Inferential Errors and NHST Real World Null is true Null is false Correct decision Type II error Null is true Conclusion of the test Correct decision Null is false Type I error
Errors in Inference using NHST • Type I error: Your test is significant (p < .05), so you reject the null hypothesis, but the null hypothesis is actually true. • Type II error: Your test is not significant (p > .05), you don’t reject the null hypothesis, but you should have because it is false.
Errors in Inference using NHST • The probability of making a Type I error is determined by the experimenter. Often called the alpha value. Usually set to 5%. • The probability of making a Type II error is determined by the experimenter. Often called the beta value. Usually ignored by researchers.

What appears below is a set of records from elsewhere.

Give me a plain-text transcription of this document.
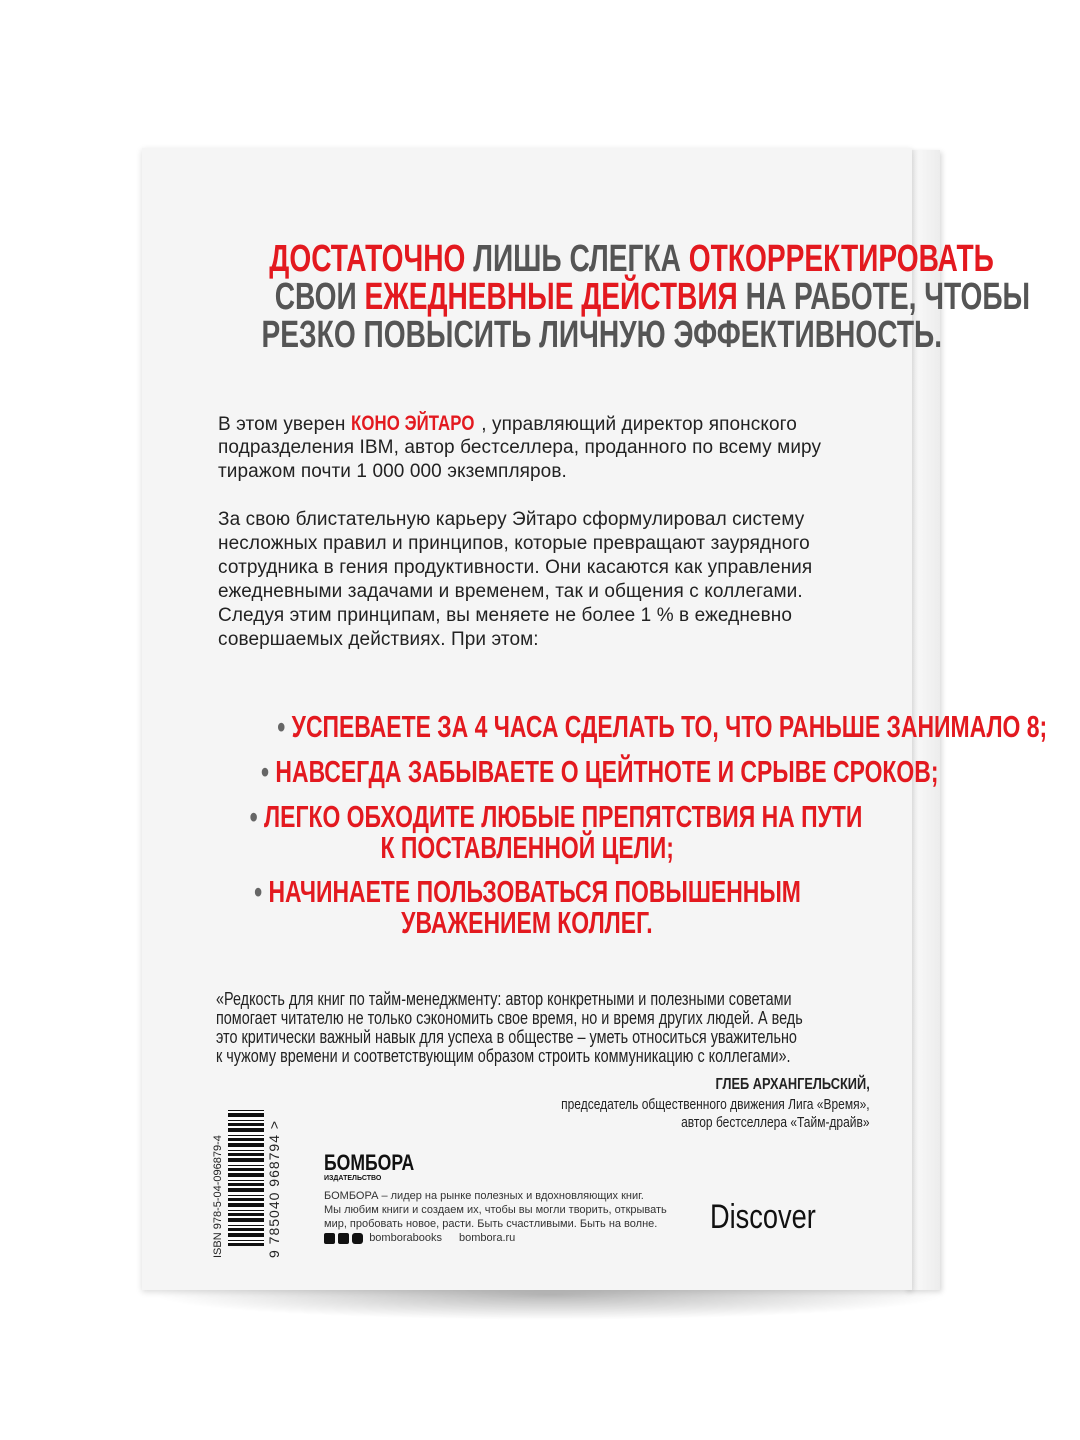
ДОСТАТОЧНО ЛИШЬ СЛЕГКА ОТКОРРЕКТИРОВАТЬ
СВОИ ЕЖЕДНЕВНЫЕ ДЕЙСТВИЯ НА РАБОТЕ, ЧТОБЫ
РЕЗКО ПОВЫСИТЬ ЛИЧНУЮ ЭФФЕКТИВНОСТЬ.
В этом уверен КОНО ЭЙТАРО , управляющий директор японского
подразделения IBM, автор бестселлера, проданного по всему миру
тиражом почти 1 000 000 экземпляров.
За свою блистательную карьеру Эйтаро сформулировал систему
несложных правил и принципов, которые превращают заурядного
сотрудника в гения продуктивности. Они касаются как управления
ежедневными задачами и временем, так и общения с коллегами.
Следуя этим принципам, вы меняете не более 1 % в ежедневно
совершаемых действиях. При этом:
• УСПЕВАЕТЕ ЗА 4 ЧАСА СДЕЛАТЬ ТО, ЧТО РАНЬШЕ ЗАНИМАЛО 8;
• НАВСЕГДА ЗАБЫВАЕТЕ О ЦЕЙТНОТЕ И СРЫВЕ СРОКОВ;
• ЛЕГКО ОБХОДИТЕ ЛЮБЫЕ ПРЕПЯТСТВИЯ НА ПУТИ
К ПОСТАВЛЕННОЙ ЦЕЛИ;
• НАЧИНАЕТЕ ПОЛЬЗОВАТЬСЯ ПОВЫШЕННЫМ
УВАЖЕНИЕМ КОЛЛЕГ.
«Редкость для книг по тайм-менеджменту: автор конкретными и полезными советами
помогает читателю не только сэкономить свое время, но и время других людей. А ведь
это критически важный навык для успеха в обществе – уметь относиться уважительно
к чужому времени и соответствующим образом строить коммуникацию с коллегами».
ГЛЕБ АРХАНГЕЛЬСКИЙ,
председатель общественного движения Лига «Время»,
автор бестселлера «Тайм-драйв»
ISBN 978-5-04-096879-4	9 785040 968794 > БОМБОРА
ИЗДАТЕЛЬСТВО
БОМБОРА – лидер на рынке полезных и вдохновляющих книг.
Мы любим книги и создаем их, чтобы вы могли творить, открывать
мир, пробовать новое, расти. Быть счастливыми. Быть на волне.
bomborabooks bombora.ru
Discover
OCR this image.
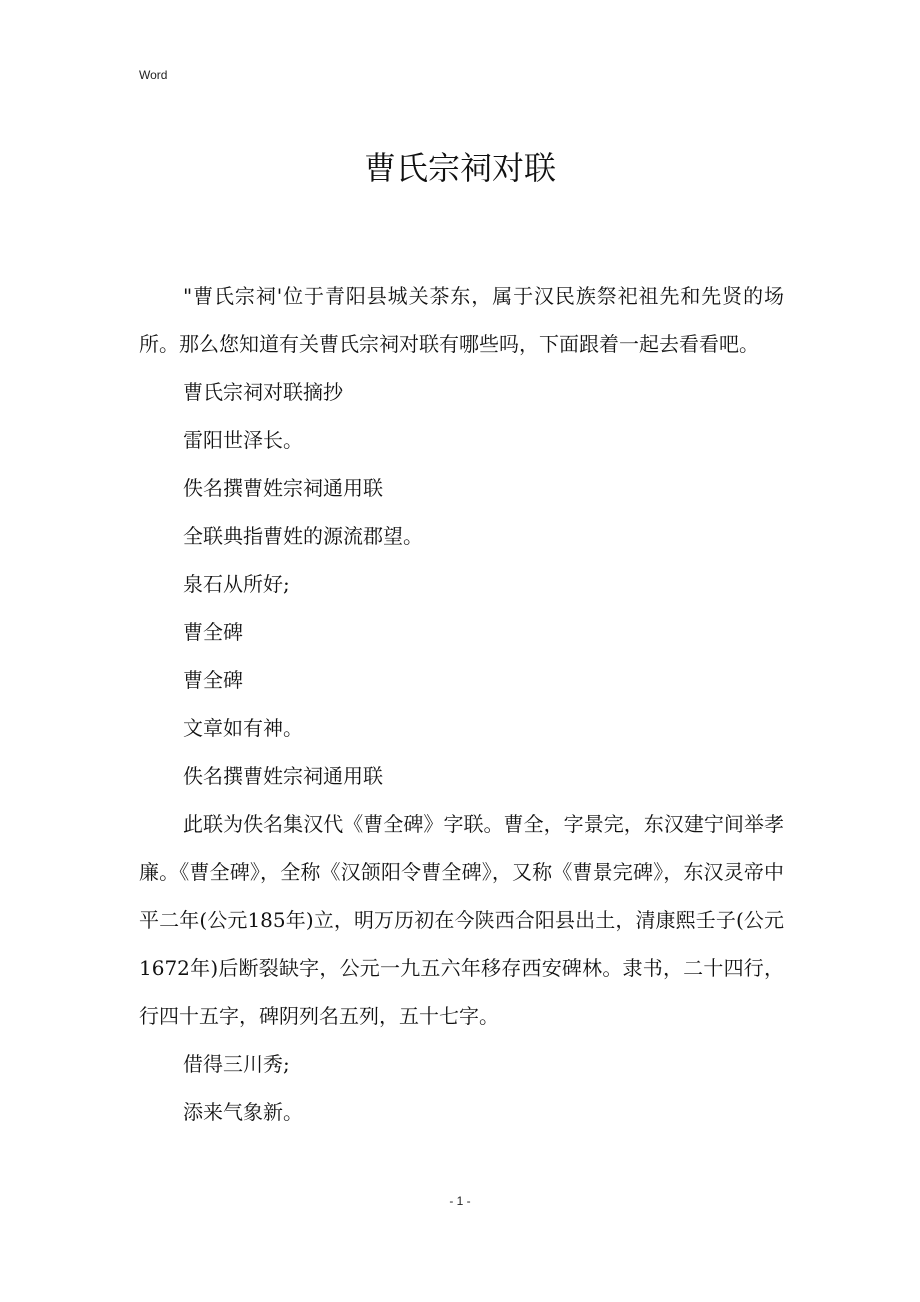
Word
曹氏宗祠对联

"曹氏宗祠'位于青阳县城关茶东，属于汉民族祭祀祖先和先贤的场所。那么您知道有关曹氏宗祠对联有哪些吗，下面跟着一起去看看吧。

曹氏宗祠对联摘抄

雷阳世泽长。

佚名撰曹姓宗祠通用联

全联典指曹姓的源流郡望。

泉石从所好;

曹全碑

曹全碑

文章如有神。

佚名撰曹姓宗祠通用联

此联为佚名集汉代《曹全碑》字联。曹全，字景完，东汉建宁间举孝廉。《曹全碑》，全称《汉颌阳令曹全碑》，又称《曹景完碑》，东汉灵帝中平二年(公元185年)立，明万历初在今陕西合阳县出土，清康熙壬子(公元1672年)后断裂缺字，公元一九五六年移存西安碑林。隶书，二十四行，行四十五字，碑阴列名五列，五十七字。

借得三川秀;

添来气象新。

- 1 -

Errors in Inference using NHST • The converse of Type II error is called Power: the probability of rejecting the null hypothesis when it is false—a correct decision. 1- beta • Power is strongly influenced by sample size. With larger N, more likely to reject null if it is false. • Note: N does not influence the likelihood of making a correct decision if the null hypothesis is true (i.e, not rejecting null). This probability is always equal to 1-alpha, regardless of sample size.